The dramatic fall in prices of sensors has meant that the number of micro-electromechanical system sensors embedded in mobile devices went from just 10 million in 2007 to 3.5 billion in five years as chips have become cheaper and smaller. The speed of mobile internet has accelerated by 1,000 times since 2000, according to the report, written by SERI researcher LIM Tae-Yun. As a result, M2M use is expanding from just monitoring systems to everything from cars to volume-rate garbage disposal in Korea.
But what about security concerns? As systems proliferate and machines talk only to machines, does that give the hackers an open opportunity to do their damage with no humans watching? So far, security experts say, the hacker community has largely left the systems alone.
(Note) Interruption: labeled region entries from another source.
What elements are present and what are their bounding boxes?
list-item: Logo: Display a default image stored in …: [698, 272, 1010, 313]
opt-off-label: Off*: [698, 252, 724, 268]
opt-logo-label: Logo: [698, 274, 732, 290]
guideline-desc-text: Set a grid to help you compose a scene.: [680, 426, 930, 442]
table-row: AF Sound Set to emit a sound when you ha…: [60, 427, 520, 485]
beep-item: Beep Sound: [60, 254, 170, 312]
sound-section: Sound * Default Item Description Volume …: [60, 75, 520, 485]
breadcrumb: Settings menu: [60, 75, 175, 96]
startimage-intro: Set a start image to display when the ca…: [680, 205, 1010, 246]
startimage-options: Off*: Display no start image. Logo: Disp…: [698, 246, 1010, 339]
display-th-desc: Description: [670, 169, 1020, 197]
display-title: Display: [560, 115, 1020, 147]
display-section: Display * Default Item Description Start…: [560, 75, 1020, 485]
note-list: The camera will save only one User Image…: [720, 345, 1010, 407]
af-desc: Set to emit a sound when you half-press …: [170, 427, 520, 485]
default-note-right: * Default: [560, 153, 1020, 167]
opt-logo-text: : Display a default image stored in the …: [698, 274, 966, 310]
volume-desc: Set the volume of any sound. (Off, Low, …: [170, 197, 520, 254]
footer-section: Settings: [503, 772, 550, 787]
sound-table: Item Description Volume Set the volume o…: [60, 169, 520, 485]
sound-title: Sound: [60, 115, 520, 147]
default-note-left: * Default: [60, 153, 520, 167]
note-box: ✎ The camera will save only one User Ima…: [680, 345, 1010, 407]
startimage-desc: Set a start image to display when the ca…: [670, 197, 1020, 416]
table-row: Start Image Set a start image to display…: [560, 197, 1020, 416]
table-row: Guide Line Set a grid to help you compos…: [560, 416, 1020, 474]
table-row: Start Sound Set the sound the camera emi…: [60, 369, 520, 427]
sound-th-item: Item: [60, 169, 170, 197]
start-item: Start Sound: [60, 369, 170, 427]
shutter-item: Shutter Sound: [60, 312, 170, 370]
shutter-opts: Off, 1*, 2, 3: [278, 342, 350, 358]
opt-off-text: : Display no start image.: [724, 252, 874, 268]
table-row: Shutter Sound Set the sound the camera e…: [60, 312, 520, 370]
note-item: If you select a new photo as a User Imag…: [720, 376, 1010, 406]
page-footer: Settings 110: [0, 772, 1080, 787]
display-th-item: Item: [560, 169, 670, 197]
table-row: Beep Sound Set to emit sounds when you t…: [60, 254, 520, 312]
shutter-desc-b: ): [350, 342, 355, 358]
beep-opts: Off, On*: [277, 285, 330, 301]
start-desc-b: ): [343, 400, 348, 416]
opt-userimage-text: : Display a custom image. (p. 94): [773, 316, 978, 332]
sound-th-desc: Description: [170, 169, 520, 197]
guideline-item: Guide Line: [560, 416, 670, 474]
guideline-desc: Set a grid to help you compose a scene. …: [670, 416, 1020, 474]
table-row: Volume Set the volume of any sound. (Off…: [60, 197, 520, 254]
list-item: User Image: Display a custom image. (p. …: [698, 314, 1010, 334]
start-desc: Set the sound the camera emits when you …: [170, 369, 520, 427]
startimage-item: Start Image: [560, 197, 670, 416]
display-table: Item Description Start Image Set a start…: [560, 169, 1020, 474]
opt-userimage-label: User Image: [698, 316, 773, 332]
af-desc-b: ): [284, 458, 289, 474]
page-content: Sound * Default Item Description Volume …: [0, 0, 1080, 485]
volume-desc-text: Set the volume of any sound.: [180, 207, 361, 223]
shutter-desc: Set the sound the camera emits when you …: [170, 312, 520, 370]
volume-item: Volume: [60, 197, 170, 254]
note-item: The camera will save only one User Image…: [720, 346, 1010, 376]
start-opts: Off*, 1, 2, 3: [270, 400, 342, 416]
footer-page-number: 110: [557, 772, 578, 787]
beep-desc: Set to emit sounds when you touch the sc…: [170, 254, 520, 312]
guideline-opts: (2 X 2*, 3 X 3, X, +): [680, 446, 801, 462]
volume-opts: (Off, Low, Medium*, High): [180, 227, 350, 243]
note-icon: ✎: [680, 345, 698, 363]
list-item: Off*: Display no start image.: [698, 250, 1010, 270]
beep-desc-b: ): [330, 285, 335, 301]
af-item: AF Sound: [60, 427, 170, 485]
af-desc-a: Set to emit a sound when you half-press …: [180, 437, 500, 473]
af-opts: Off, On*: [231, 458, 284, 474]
But when driverless traffic is flowing across Beijing or Shanghai at a steady 100 kmh, what happens if the system gets attacked by the average Chechen hacker out to cause chaos? Or, for instance, a hacker could attack the transponder system used for automated tolls such as those on the San Francisco Bay and Golden Gate Bridges and dozens of others and either give that day's ration of drivers a free crossing.
The growing dependency on M2M thus affords the potential for the bloody-minded to disrupt infrastructure, particularly as public utilities use them to measure energy use by individual homes, for instance, replacing the old meter reader who once walked from door to door.
"Security is a neglected issue in M2M communications," according to a study by NCP Engineering. "Hackers have options to attack these systems - weaknesses in applications, processors andRAM chips of control systems and sensors. Network connections that communicate with M2M management platforms are especially prone to attacks, mainly because the systems mainly communicate via WiFi networks and 2G or 3G connections."
SERI, in its report, said that "cyber terrorism, in particular, must be handled at the national security level as it has the potential to rock the very foundations of a national economy. Research and development into basic technologies, including sensor and wireless communication should be strengthened and software competitiveness upgraded in such areas as big data and cloud computing."